Having recognised that I had attempted to rescue my friend and had taken on a dousing of her state, my duty to myself and to her now is to bring my body back into a quality of order and wholesomeness that is its natural, and preferred way. Simple food, the honouring of timely sleep, delicacy and grace in movement, observation of the breath such that it is, at the very least, gentle . . . This is the real ‘salvation’ of her and myself equally. Her emotions have no place in me – and holding on to her state, whilst it might alleviate some tension, does nothing to help her realise that she has far more say in the matter than she has given herself credit for to date.
We could say this is part of the life-savers adage, to ‘save yourself first’. Although this line has a sprinkling of truth to it, it is not the whole truth.
The fact is that we are not here to rescue by sacrifice, nor to neglect each other with indifference borne of armour over old wounds. We are here to be the Living Way of love, and this calls us to a level of attentiveness to the details of life, not to ‘save ourselves’, but to dive into and hence draw deeply from the riches of the innermost of our being – that which is accessed by our consciously developed presence and stillness.
We are here to ‘observe and not absorb’ (Serge Benhayon).
It has already been stated that observation is powerful beyond human reckoning. This cannot be proven in words, but offered by experience, and as such recommended to anyone sick of the constant strain and strife of the emotionally charged life-saving way of being. At some point we all realise that life-saving people from their constant dilemmas ultimately does not work. How many people need to be rescued over and over again (and this might be a sobering moment if we are the perpetual ‘rescuee’), never learning, never gaining insight, never adjusting their participation in the things that hurt them?
Observation is the only true answer, its razor-sharp love cutting through those tangled binds that seem to hold us together only by desperation and need – and false ideas of ‘what love is’. It holds the observed one as the might and strength of an essence they have simply neglected to make the source of their life’s way. It holds the observer in the same and equal quality – the beholder of their own essence as they behold the other so. Thus the two become One – not in wretched need and the inequality that ensues – but in the simplicity that we are all of the One Soul.
Had I done this, what then would I have offered my friend? Certainly not a partially thrown life-saving ring and a friend caught in a matching state of emotionality – rather she would have felt a deep pool of grace and the inspiration to draw from her own, should she be willing to embrace her own untapped depths of presence and stillness.
The lifesaver ultimately saves no one, for this is not what we are here to do.
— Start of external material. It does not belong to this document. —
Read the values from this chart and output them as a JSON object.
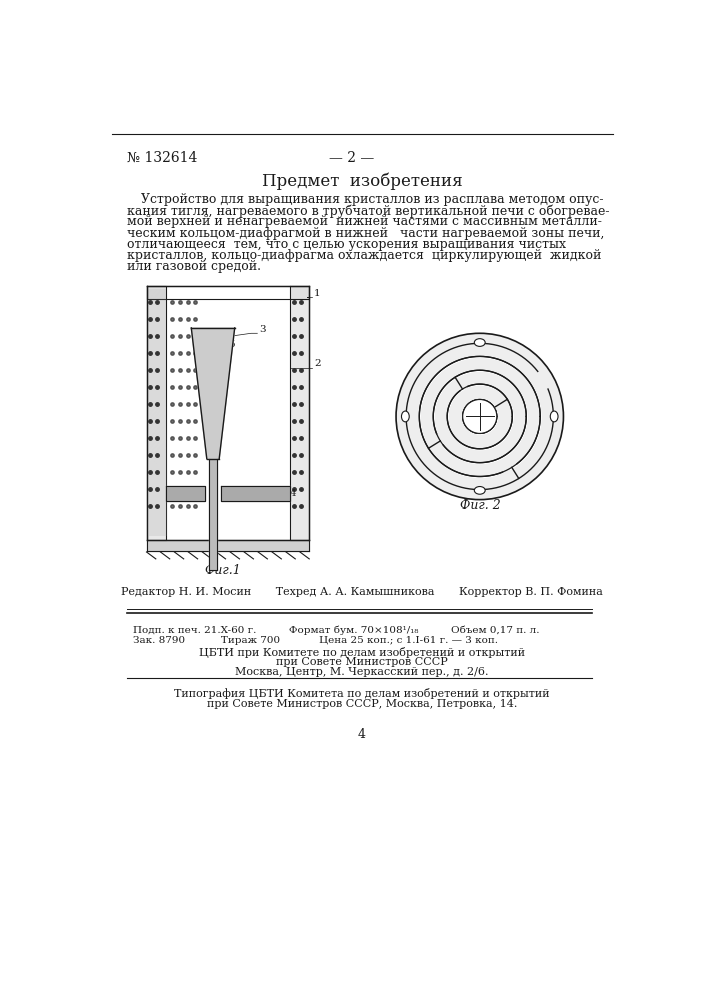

We are here to live the preciousness of our own essence, as uncorrupted as can be in a world made to corrupt us with its manner of emotionally binding, co-dependent existence. We are here to allow each other the steady grace of true recovery, to responsibly face the choices we have made and regather ourselves by the way we live and breathe. Offer each other this and genuine salvation by self-realised empowerment becomes not just a possibility, but a reality.